There were guitar picks scattered throughout, some of them broken. In the accessory compartment she found a jumble of strings in their paper packets; two empty packets, crumpled but never thrown out; a yellow newspaper clipping about a bluegrass festival in West Virginia;
an address in Detroit written on a napkin in blue ballpoint; a chrome bottleneck; three dimes; a rhinestone earring; and a battered bluejay feather.
"What have you found?" asked the phouka over her shoulder.
"Mostly that I don't know anything about him." She sighed, chose a string that seemed like the right gauge, and closed the case. She pulled Willy's guitar into her lap and stripped off the broken string.
The phouka dropped onto the couch. For a while he seemed absorbed in studying the ceiling; when he spoke, he sounded pensive. "Sometimes I think he's the best of a bad lot. He's the youngest of the Sidhe, you know, and one of the very few native to this country."
"He told me things about himself, when we first . . . Were they true?"
"I don't know what he said, but I imagine so. He has spent a long time out of Faerie, traveling, living alone or among humankind. For the Sidhe, he is a puzzle—not a disgrace, but full of things that seem alien to them.
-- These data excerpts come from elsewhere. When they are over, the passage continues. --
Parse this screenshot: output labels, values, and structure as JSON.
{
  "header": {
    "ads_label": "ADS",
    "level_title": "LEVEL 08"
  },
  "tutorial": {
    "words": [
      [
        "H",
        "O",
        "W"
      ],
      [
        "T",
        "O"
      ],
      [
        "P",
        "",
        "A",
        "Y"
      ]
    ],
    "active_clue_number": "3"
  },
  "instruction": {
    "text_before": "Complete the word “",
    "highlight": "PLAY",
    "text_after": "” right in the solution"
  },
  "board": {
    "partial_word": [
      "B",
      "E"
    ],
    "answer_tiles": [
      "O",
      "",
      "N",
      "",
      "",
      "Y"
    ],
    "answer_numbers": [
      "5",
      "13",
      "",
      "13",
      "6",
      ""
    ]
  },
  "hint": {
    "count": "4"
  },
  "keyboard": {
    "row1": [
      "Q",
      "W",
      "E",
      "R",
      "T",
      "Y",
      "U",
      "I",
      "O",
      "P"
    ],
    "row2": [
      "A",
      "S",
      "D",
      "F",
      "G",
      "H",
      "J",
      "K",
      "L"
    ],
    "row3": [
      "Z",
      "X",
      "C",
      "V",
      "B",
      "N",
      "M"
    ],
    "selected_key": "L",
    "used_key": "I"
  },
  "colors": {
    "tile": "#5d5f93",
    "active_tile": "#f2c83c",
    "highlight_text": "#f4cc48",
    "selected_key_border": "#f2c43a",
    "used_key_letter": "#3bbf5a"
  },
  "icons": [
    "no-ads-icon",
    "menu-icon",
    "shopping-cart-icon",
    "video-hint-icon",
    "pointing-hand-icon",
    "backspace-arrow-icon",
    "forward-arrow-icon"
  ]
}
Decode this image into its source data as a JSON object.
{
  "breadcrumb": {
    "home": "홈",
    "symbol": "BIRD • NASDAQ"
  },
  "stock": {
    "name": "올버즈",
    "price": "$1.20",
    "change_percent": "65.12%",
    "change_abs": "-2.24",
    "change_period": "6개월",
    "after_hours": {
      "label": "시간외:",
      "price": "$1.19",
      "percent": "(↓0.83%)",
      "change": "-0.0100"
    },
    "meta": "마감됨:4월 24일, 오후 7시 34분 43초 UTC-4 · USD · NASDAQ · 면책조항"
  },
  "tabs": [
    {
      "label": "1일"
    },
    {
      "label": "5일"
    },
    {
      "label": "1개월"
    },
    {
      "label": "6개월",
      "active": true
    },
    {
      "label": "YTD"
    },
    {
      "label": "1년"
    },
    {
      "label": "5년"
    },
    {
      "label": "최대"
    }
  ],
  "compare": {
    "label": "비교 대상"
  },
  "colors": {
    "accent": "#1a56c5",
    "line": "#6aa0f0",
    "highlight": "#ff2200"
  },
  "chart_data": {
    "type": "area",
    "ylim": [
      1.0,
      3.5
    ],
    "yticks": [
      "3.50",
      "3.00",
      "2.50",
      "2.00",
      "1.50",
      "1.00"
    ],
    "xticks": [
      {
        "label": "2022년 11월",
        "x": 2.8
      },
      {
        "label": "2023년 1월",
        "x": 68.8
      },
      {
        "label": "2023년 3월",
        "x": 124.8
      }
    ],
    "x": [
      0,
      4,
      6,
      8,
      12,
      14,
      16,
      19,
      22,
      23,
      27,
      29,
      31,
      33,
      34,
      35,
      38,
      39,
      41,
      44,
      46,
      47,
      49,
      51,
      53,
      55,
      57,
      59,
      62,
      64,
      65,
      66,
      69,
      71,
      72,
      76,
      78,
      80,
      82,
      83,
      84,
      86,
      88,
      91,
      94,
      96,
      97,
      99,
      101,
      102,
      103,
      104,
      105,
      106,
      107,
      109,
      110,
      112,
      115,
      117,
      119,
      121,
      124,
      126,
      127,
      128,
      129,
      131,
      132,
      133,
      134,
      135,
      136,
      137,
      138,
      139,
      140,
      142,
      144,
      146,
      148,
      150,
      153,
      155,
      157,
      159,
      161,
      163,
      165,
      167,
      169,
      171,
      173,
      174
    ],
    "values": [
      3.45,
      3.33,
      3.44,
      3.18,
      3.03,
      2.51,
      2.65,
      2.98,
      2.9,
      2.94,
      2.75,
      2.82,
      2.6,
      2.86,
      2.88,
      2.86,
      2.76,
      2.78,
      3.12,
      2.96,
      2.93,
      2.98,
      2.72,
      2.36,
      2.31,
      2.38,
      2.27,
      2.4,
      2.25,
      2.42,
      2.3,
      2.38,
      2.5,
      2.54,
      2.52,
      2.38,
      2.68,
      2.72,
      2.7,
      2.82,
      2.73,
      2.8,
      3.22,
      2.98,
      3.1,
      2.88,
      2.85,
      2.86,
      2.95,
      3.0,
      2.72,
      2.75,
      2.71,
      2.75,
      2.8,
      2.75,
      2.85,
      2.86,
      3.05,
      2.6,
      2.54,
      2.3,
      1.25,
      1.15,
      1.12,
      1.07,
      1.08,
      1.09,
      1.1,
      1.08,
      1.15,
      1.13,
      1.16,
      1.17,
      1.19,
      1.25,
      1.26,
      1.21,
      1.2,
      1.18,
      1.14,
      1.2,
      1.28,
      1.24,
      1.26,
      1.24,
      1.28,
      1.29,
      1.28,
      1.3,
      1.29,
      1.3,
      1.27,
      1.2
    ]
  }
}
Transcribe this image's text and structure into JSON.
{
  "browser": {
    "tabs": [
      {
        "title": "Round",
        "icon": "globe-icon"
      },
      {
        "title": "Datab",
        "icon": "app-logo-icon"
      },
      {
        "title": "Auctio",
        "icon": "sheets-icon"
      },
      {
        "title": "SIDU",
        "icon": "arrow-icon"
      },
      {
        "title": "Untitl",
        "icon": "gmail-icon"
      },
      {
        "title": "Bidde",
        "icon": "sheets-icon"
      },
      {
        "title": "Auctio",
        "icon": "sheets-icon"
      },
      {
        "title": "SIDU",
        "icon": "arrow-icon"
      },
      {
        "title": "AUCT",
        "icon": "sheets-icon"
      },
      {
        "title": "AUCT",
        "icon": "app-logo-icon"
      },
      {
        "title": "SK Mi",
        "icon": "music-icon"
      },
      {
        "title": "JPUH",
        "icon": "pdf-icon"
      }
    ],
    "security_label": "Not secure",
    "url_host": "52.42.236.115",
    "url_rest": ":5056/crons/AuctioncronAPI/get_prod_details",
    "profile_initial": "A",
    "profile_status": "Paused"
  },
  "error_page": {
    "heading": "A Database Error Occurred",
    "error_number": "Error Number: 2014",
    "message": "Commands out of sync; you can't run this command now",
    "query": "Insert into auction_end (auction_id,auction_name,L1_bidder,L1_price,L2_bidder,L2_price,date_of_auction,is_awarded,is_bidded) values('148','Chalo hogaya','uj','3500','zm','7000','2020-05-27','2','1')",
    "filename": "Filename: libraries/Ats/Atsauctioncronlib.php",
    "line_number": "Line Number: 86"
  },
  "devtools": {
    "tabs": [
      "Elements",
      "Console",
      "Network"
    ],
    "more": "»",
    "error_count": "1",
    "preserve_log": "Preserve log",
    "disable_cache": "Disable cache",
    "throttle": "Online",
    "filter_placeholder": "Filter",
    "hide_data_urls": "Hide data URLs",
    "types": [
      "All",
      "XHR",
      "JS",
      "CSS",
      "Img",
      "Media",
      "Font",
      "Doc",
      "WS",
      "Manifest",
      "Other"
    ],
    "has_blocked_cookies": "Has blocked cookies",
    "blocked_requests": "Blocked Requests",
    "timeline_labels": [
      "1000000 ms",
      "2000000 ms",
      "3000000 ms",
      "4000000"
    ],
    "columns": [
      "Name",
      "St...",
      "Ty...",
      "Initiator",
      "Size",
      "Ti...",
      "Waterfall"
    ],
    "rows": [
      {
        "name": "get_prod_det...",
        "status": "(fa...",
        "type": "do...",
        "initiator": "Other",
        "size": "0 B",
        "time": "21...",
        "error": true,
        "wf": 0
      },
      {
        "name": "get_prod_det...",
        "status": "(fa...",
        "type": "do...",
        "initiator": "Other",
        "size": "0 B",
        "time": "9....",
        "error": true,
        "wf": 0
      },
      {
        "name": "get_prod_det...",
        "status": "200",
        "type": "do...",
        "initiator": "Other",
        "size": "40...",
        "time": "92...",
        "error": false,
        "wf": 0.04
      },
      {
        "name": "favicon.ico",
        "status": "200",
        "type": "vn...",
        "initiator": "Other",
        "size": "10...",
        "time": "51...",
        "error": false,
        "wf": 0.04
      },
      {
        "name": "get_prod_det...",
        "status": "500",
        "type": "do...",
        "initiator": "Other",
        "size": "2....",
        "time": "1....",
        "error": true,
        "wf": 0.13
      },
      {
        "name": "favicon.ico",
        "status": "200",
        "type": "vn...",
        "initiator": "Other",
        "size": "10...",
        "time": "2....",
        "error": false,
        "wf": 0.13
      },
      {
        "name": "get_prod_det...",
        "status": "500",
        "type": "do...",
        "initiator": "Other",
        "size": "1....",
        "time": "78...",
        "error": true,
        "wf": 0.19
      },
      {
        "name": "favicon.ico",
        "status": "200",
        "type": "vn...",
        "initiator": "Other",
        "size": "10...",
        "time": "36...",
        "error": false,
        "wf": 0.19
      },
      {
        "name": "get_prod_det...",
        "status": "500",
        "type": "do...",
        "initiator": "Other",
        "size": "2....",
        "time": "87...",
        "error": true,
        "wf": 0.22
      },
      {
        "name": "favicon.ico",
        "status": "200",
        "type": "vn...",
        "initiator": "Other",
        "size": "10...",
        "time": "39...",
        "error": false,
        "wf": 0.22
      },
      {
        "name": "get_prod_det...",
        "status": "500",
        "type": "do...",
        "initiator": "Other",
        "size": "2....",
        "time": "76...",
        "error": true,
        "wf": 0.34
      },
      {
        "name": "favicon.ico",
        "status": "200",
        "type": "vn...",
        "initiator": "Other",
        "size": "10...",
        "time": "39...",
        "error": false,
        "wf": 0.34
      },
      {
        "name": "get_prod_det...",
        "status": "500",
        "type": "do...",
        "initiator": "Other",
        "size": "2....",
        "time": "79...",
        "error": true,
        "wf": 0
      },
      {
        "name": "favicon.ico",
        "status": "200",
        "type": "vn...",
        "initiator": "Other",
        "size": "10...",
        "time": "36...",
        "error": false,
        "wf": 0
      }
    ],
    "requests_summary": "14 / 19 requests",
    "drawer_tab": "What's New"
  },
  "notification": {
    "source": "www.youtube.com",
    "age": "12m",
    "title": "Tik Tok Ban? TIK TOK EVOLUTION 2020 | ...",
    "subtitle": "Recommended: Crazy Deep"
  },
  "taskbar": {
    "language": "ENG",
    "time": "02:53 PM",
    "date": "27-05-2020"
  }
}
They think his concerns are too much those of mortal folk."
"Shows you how much they know about mortals," Eddi muttered.
The phouka smiled. "It's true that Willy has learned the surface of mortal life, and missed much of the substance. But not all of it. He is hunting something, and he doesn't hunt it in Faerie. However much that may distress his kin, I've taken it as a hopeful sign."
Eddi tuned the new string to her guitar, and tried a few chords. Willy's axe was an excellent one, with good electronics and action. Other than that, it was a perfectly ordinary guitar. "You mean, that the next generation will rule better than this one? Just because one of 'em is restless and hangs out with mortals?"
"If the failing of this generation is complacency, yes."
"I wouldn't say your queen is complacent right now."
"Now," he said softly, "neither would I."
They heard people on the stairs. It was Carla, Dan, and Hedge, all at once. Eddi saw Carla look around the room for things out of place.
"Have a seat, guys," Eddi told them. "The news is pretty strange."
She told them about her meeting with the Lady. Dan looked grim. Hedge looked pale and sick. "They're gonna let him
die?"
Carla wailed, as if the Seelie Court had failed to consider the consequences of the decision, and by sheer volume, she could remind them.